There was an episode of TNG where the Enterprise encountered an alien race called the Tamarians, who's entire language is based around communicating through references to events and shared stories. In the show, the universal translator was correctly translating the words, but not the meaning of the language.
To use something from the show as an example, the phrase "Shaka, when the walls fell" is a phrase saying something is a failure. Or "Picard and Dathon at El-Adrel" describing successful first contact and 2 people working together.
Think of the person you know who is super well versed in movies/TV shows/pop culture and can relate any situation they find themselves in to a scene from said pop culture thing. The Tamaranian language is basically and exclusively that.
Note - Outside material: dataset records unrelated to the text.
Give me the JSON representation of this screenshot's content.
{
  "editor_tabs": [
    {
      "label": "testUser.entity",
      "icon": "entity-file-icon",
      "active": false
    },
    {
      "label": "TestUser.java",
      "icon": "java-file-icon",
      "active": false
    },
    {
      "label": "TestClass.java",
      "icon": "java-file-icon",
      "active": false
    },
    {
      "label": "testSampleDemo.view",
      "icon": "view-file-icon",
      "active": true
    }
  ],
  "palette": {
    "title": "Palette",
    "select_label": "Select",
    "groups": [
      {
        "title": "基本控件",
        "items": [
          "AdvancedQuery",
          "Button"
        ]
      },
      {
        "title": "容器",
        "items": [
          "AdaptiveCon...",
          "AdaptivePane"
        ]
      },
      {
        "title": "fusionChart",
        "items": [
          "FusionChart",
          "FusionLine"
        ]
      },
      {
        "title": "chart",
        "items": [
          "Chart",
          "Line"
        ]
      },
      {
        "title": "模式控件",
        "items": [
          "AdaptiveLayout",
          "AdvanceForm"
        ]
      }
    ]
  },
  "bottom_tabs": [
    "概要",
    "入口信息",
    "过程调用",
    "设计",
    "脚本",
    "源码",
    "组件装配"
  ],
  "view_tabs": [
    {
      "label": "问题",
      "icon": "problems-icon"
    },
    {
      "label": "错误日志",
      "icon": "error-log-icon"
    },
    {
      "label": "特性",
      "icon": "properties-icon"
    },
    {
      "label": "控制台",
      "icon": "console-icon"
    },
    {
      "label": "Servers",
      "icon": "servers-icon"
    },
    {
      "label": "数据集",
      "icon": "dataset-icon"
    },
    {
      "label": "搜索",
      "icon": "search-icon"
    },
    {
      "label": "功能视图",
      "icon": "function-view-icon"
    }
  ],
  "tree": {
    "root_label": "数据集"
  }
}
More of a "only speak in cultural memes" thing. We all speak in phrases mostly.
"I am feeling alarm at the moment of realization that every warrior I am commanding may be killed by the enemy who has prepared for our assault with deadly guile." This complex and specific meaning might be encoded as "Ackbar above Endor when the Death Star struggled."
The whole thing is a bit queationable with the whole "how can they say things without some sort of language independant of their cultural memes to encode those memes within." That part never made sense to me.
In addition to the Star Trek reference, I think the first frame is her asking for a teacher like Luke and obi on tatooine (works for anakin on tatooine also), second frame “it’s a trap.”